L’intelligence artificielle suscite de nombreuses interrogations tant sur le plan juridique qu’en matière d’éthique.
L’intelligence artificielle est une technologie qui suscite des craintes. En effet, l’introduction de l’intelligence artificielle et de son corollaire, l’autonomie de décision et d’action dans son rapport avec l’humain, posent de nombreuses interrogations juridiques et éthiques.
Cette technologie va bouleverser nos habitudes et remet en cause les certitudes des technologues mais aussi des futurs utilisateurs.
Une attention particulière est accordée à l’éthique et plus précisément à la définition du sens et des valeurs dès la conception de l’intelligence artificielle mais aussi au droit et à la sécurité informatique.

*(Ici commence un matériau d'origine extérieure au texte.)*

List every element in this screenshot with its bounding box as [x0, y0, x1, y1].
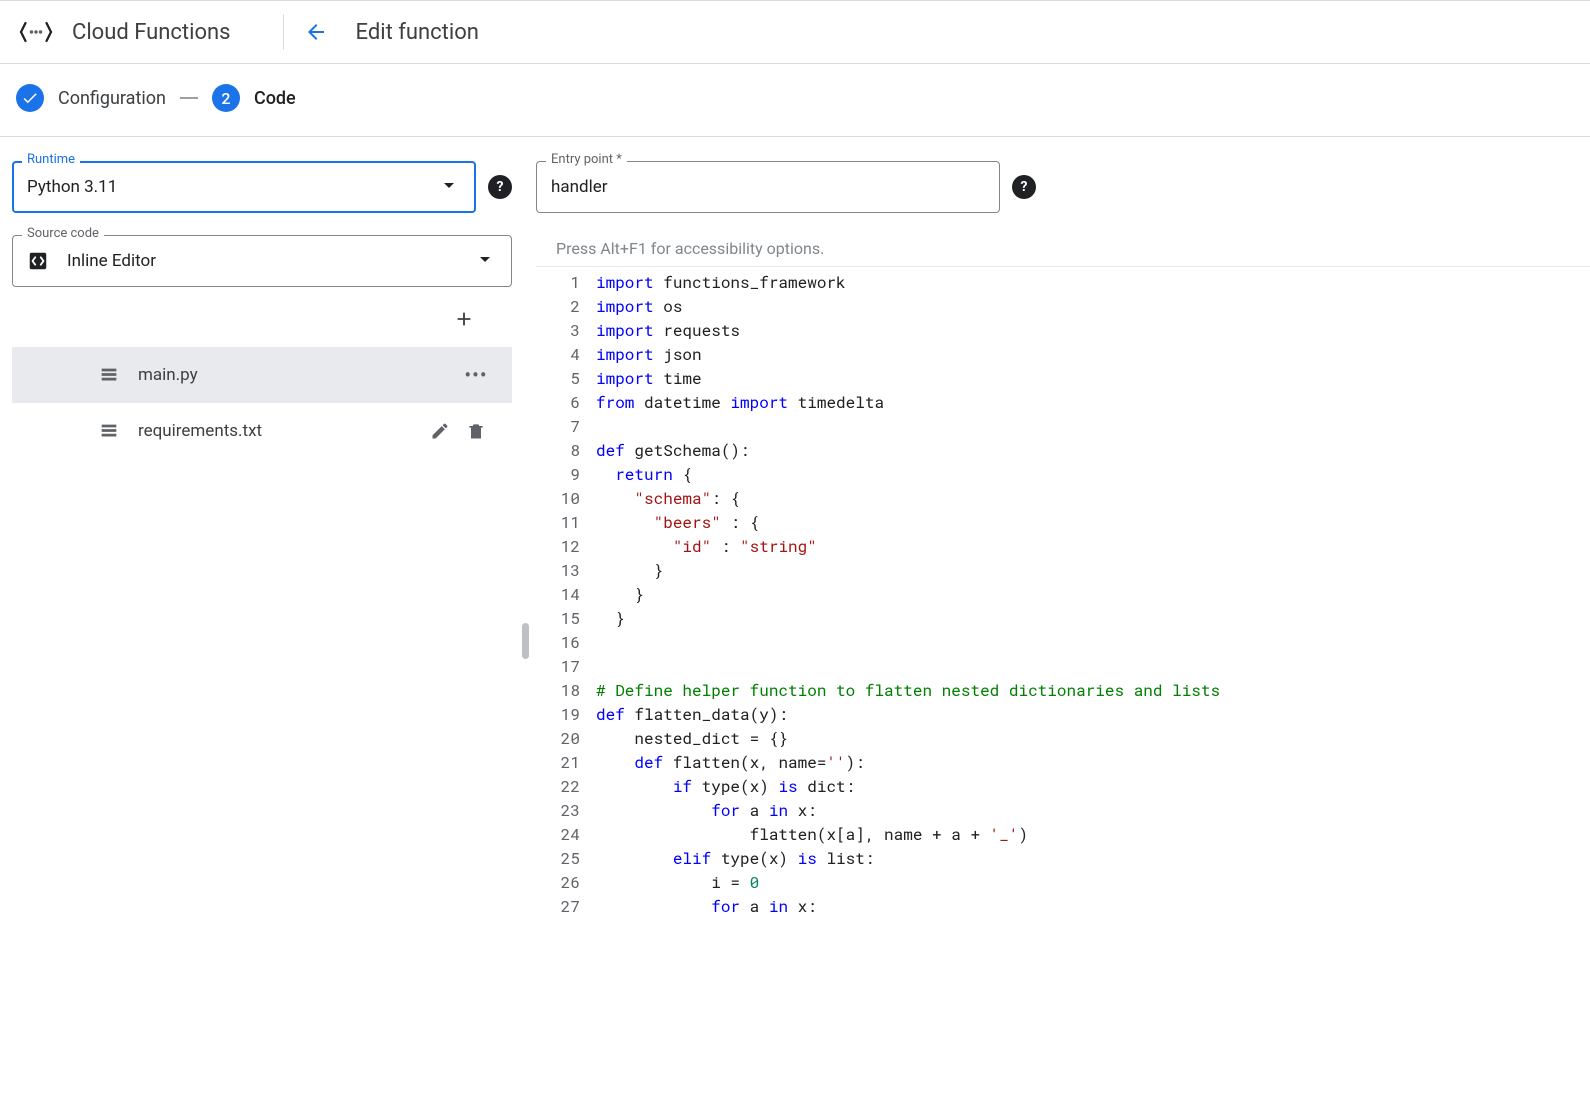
source-row: Source code Inline Editor [12, 235, 512, 287]
code-line[interactable]: import time [596, 367, 1590, 391]
content-area: Runtime Python 3.11 ? Source code Inlin [0, 137, 1590, 919]
step-1-label[interactable]: Configuration [58, 88, 166, 109]
source-label: Source code [22, 226, 104, 241]
inline-editor-icon [27, 250, 49, 272]
code-line[interactable]: nested_dict = {} [596, 727, 1590, 751]
stepper: Configuration 2 Code [0, 64, 1590, 137]
add-file-button[interactable] [444, 299, 484, 339]
step-connector [180, 97, 198, 99]
code-line[interactable]: for a in x: [596, 799, 1590, 823]
editor-scrollbar[interactable] [522, 623, 529, 659]
step-2-label[interactable]: Code [254, 88, 296, 109]
add-file-row [12, 293, 512, 347]
file-name: main.py [138, 365, 460, 385]
code-line[interactable]: return { [596, 463, 1590, 487]
line-gutter: 1234567891011121314151617181920212223242… [536, 267, 596, 919]
source-select[interactable]: Inline Editor [12, 235, 512, 287]
product-title[interactable]: Cloud Functions [72, 20, 271, 45]
entry-point-row: Entry point * handler ? [536, 161, 1036, 213]
code-line[interactable]: flatten(x[a], name + a + '_') [596, 823, 1590, 847]
more-options-button[interactable]: ••• [460, 359, 492, 391]
edit-file-button[interactable] [424, 415, 456, 447]
code-line[interactable]: } [596, 559, 1590, 583]
code-line[interactable]: i = 0 [596, 871, 1590, 895]
code-line[interactable]: "beers" : { [596, 511, 1590, 535]
back-arrow-button[interactable] [296, 12, 336, 52]
code-line[interactable]: def flatten(x, name=''): [596, 751, 1590, 775]
code-line[interactable]: if type(x) is dict: [596, 775, 1590, 799]
code-line[interactable]: import requests [596, 319, 1590, 343]
file-item-main[interactable]: main.py ••• [12, 347, 512, 403]
cloud-functions-logo-icon [16, 12, 56, 52]
entry-point-input[interactable]: handler [536, 161, 1000, 213]
runtime-row: Runtime Python 3.11 ? [12, 161, 512, 213]
code-line[interactable]: elif type(x) is list: [596, 847, 1590, 871]
chevron-down-icon [473, 247, 497, 276]
runtime-select[interactable]: Python 3.11 [12, 161, 476, 213]
code-line[interactable]: # Define helper function to flatten nest… [596, 679, 1590, 703]
entry-point-value: handler [551, 177, 608, 197]
header-bar: Cloud Functions Edit function [0, 0, 1590, 64]
code-line[interactable]: for a in x: [596, 895, 1590, 919]
runtime-value: Python 3.11 [27, 177, 437, 197]
file-item-requirements[interactable]: requirements.txt [12, 403, 512, 459]
entry-point-help-icon[interactable]: ? [1012, 175, 1036, 199]
code-line[interactable] [596, 655, 1590, 679]
step-2-badge[interactable]: 2 [212, 84, 240, 112]
code-line[interactable]: "id" : "string" [596, 535, 1590, 559]
code-line[interactable]: } [596, 607, 1590, 631]
chevron-down-icon [437, 173, 461, 202]
right-column: Entry point * handler ? Press Alt+F1 for… [536, 161, 1590, 919]
file-icon [98, 420, 120, 442]
code-line[interactable]: def flatten_data(y): [596, 703, 1590, 727]
editor-accessibility-hint: Press Alt+F1 for accessibility options. [536, 235, 1590, 266]
code-area[interactable]: import functions_frameworkimport osimpor… [596, 267, 1590, 919]
code-editor[interactable]: 1234567891011121314151617181920212223242… [536, 266, 1590, 919]
code-line[interactable]: import json [596, 343, 1590, 367]
page-title: Edit function [356, 20, 479, 45]
code-line[interactable]: "schema": { [596, 487, 1590, 511]
step-1-check-icon[interactable] [16, 84, 44, 112]
left-column: Runtime Python 3.11 ? Source code Inlin [12, 161, 512, 919]
code-line[interactable]: def getSchema(): [596, 439, 1590, 463]
header-divider [283, 14, 284, 50]
code-line[interactable]: import functions_framework [596, 271, 1590, 295]
file-icon [98, 364, 120, 386]
delete-file-button[interactable] [460, 415, 492, 447]
entry-point-label: Entry point * [546, 152, 627, 167]
runtime-help-icon[interactable]: ? [488, 175, 512, 199]
runtime-label: Runtime [22, 152, 80, 167]
file-name: requirements.txt [138, 421, 424, 441]
code-line[interactable]: } [596, 583, 1590, 607]
code-line[interactable]: from datetime import timedelta [596, 391, 1590, 415]
code-line[interactable] [596, 631, 1590, 655]
file-list: main.py ••• requirements.txt [12, 347, 512, 459]
code-line[interactable] [596, 415, 1590, 439]
code-line[interactable]: import os [596, 295, 1590, 319]
source-value: Inline Editor [67, 251, 473, 271]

Ces craintes plus ou moins fondées sont liées à l’automatisation des tâches et la délégation des missions à haute responsabilité à des intelligences artificielles.
Les initiatives des entreprises
Toutes les entreprises ont conscience de l’impact de l’intelligence artificielle, s’y préparent et ont l’idée de l’intégrer. De nouvelles réflexions s’imposent afin de s’emparer du sujet et se préparer dès maintenant à repenser l’organisation des structures.

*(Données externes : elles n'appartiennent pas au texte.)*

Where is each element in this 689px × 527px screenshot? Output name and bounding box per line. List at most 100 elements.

Au sein des entreprises, on constate la création de cellules « Innovation et prospective » afin de mener des analyses et réflexions sur l’impact de l’intelligence artificielle. Ces cellules communiquent aussi auprès d’autres entreprises.

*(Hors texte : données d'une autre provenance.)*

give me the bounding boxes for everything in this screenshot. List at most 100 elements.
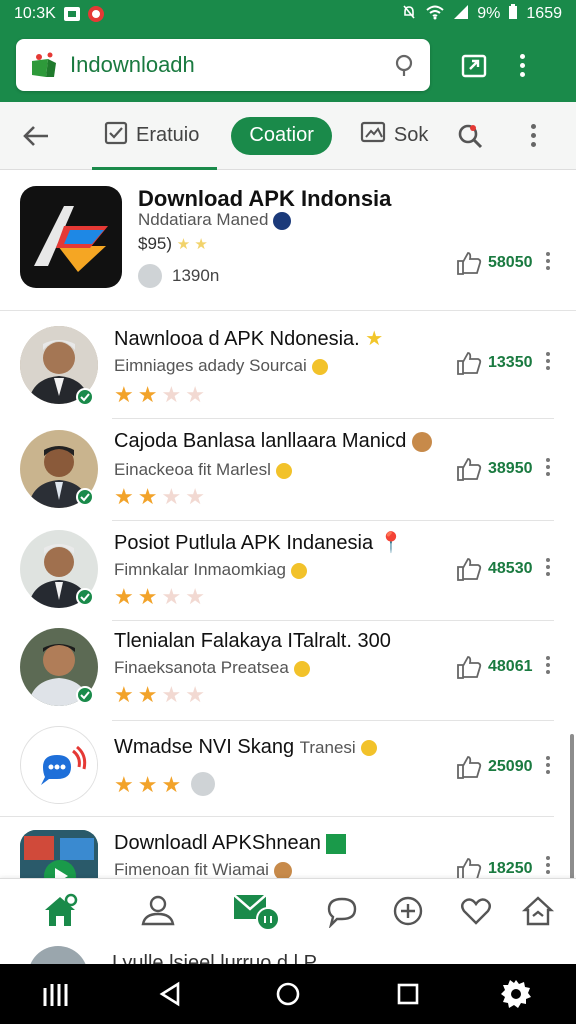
item-subtitle: Fimnkalar Inmaomkiag	[114, 560, 307, 580]
status-time: 10:3K	[14, 5, 56, 22]
favorite-icon[interactable]	[456, 891, 496, 931]
item-more-icon[interactable]	[546, 252, 550, 270]
thumbs-up-icon[interactable]	[456, 856, 482, 878]
rating-stars: ★ ★ ★ ★	[114, 584, 205, 609]
item-title: Posiot Putlula APK Indanesia 📍	[114, 532, 404, 554]
app-list: Download APK Indonsia Nddatiara Maned $9…	[0, 172, 576, 878]
location-pin-icon[interactable]	[392, 53, 416, 77]
item-title: Cajoda Banlasa lanllaara Manicd	[114, 430, 432, 453]
item-more-icon[interactable]	[546, 756, 550, 774]
overflow-menu-icon[interactable]	[512, 53, 532, 77]
system-nav-bar	[0, 964, 576, 1024]
featured-app-card[interactable]: Download APK Indonsia Nddatiara Maned $9…	[0, 172, 576, 310]
item-title: Downloadl APKShnean	[114, 832, 347, 855]
featured-downloads: 1390n	[172, 266, 220, 285]
bottom-nav	[0, 878, 576, 944]
home-icon[interactable]	[40, 891, 80, 931]
notification-box-icon	[63, 7, 80, 21]
featured-developer: Nddatiara Maned	[138, 210, 292, 230]
profile-icon[interactable]	[138, 891, 178, 931]
list-item[interactable]: Nawnlooa d APK Ndonesia. ★ Eimniages ada…	[0, 310, 576, 418]
item-title: Wmadse NVI Skang Tranesi	[114, 736, 378, 759]
rating-stars: ★ ★ ★ ★	[114, 682, 205, 707]
rating-stars: ★ ★ ★	[114, 772, 216, 798]
home-circle-icon[interactable]	[272, 978, 304, 1010]
list-item[interactable]: Posiot Putlula APK Indanesia 📍 Fimnkalar…	[0, 520, 576, 620]
media-app-icon	[20, 830, 98, 878]
recent-apps-icon[interactable]	[40, 978, 72, 1010]
app-bar: Indownloadh	[0, 28, 576, 102]
emoji-icon	[411, 431, 432, 452]
mute-icon	[401, 4, 417, 24]
list-item[interactable]: Tlenialan Falakaya ITalralt. 300 Finaeks…	[0, 620, 576, 720]
back-icon[interactable]	[154, 978, 186, 1010]
list-item[interactable]: Downloadl APKShnean Fimenoan fit Wiamai …	[0, 816, 576, 878]
thumbs-up-icon[interactable]	[456, 350, 482, 376]
item-subtitle: Finaeksanota Preatsea	[114, 658, 310, 678]
pin-icon: 📍	[378, 532, 404, 554]
checkbox-icon	[104, 121, 128, 151]
item-more-icon[interactable]	[546, 352, 550, 370]
featured-title: Download APK Indonsia	[138, 186, 392, 211]
emoji-icon	[290, 562, 307, 579]
peek-text: Lyulle lsieel lurruo d.l P.	[112, 952, 320, 964]
overview-square-icon[interactable]	[392, 978, 424, 1010]
rating-stars: ★ ★ ★ ★	[114, 382, 205, 407]
tab-overflow-icon[interactable]	[531, 124, 536, 147]
item-more-icon[interactable]	[546, 656, 550, 674]
globe-icon	[273, 211, 292, 230]
thumbs-up-icon[interactable]	[456, 754, 482, 780]
star-icon: ★ ★	[176, 236, 208, 253]
item-subtitle: Einackeoa fit Marlesl	[114, 460, 292, 480]
tab-eratuio[interactable]: Eratuio	[91, 102, 218, 170]
verified-check-icon	[76, 488, 94, 506]
search-bar[interactable]: Indownloadh	[16, 39, 430, 91]
featured-likes: 58050	[488, 254, 533, 271]
signal-icon	[453, 4, 469, 24]
thumbs-up-icon[interactable]	[456, 556, 482, 582]
open-in-app-icon[interactable]	[454, 45, 494, 85]
verified-check-icon	[76, 588, 94, 606]
item-more-icon[interactable]	[546, 856, 550, 874]
rating-stars: ★ ★ ★ ★	[114, 484, 205, 509]
search-icon[interactable]	[456, 122, 484, 150]
tab-bar: Eratuio Coatior Sok	[0, 102, 576, 170]
item-more-icon[interactable]	[546, 458, 550, 476]
item-title: Tlenialan Falakaya ITalralt. 300	[114, 630, 391, 652]
peek-row: Lyulle lsieel lurruo d.l P.	[0, 944, 576, 964]
house-outline-icon[interactable]	[518, 891, 558, 931]
app-logo-icon	[30, 51, 58, 79]
chat-icon[interactable]	[322, 891, 362, 931]
back-arrow-icon[interactable]	[18, 118, 54, 154]
search-input[interactable]: Indownloadh	[70, 52, 392, 78]
thumbs-up-icon[interactable]	[456, 250, 482, 276]
item-likes: 38950	[488, 460, 533, 477]
settings-gear-icon[interactable]	[500, 978, 532, 1010]
battery-icon	[508, 4, 518, 24]
item-title: Nawnlooa d APK Ndonesia. ★	[114, 328, 384, 350]
item-more-icon[interactable]	[546, 558, 550, 576]
emoji-icon	[311, 358, 328, 375]
item-subtitle: Fimenoan fit Wiamai	[114, 860, 292, 878]
record-icon	[87, 6, 104, 22]
thumbs-up-icon[interactable]	[456, 654, 482, 680]
tab-coatior-chip[interactable]: Coatior	[231, 116, 332, 155]
emoji-icon	[273, 861, 292, 878]
tab-eratuio-label: Eratuio	[136, 124, 200, 146]
add-icon[interactable]	[388, 891, 428, 931]
thumbs-up-icon[interactable]	[456, 456, 482, 482]
list-item[interactable]: Wmadse NVI Skang Tranesi ★ ★ ★ 25090	[0, 720, 576, 816]
list-item[interactable]: Cajoda Banlasa lanllaara Manicd Einackeo…	[0, 418, 576, 520]
item-likes: 18250	[488, 860, 533, 877]
document-icon	[326, 833, 347, 854]
tab-sok[interactable]: Sok	[360, 121, 428, 151]
inbox-icon[interactable]	[232, 891, 284, 931]
battery-percent: 9%	[477, 5, 501, 22]
scrollbar[interactable]	[570, 734, 574, 884]
chat-app-icon	[20, 726, 98, 804]
image-icon	[360, 121, 386, 151]
reviewer-avatar-icon	[191, 772, 216, 796]
status-clock: 1659	[526, 5, 562, 22]
item-subtitle: Eimniages adady Sourcai	[114, 356, 328, 376]
emoji-icon	[275, 462, 292, 479]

Elles ont pour objectifs, pour la plupart d’entre elles, de partager des idées, d’échanger et de s’approprier les impacts de l’intelligence artificielle et d’anticiper la transformation intelligente.
En raison du grand potentiel de l’intelligence artificielle, beaucoup d’experts appellent à encadrer la recherche dans ce domaine. Ces initiatives sont justifiées par la volonté d’accélérer les prises de conscience des enjeux et objectifs liés à l’intelligence artificielle.
Le 10 janvier 2015 (1), de nombreuses personnalités, ingénieurs et universitaires, ont signé une lettre ouverte sur le site Future Of Life pour alerter des risques associés au développement de l’intelligence artificielle et mettant en place une réflexion sur la place des robots intelligents dans la société et une réflexion éthique des intelligences artificielles.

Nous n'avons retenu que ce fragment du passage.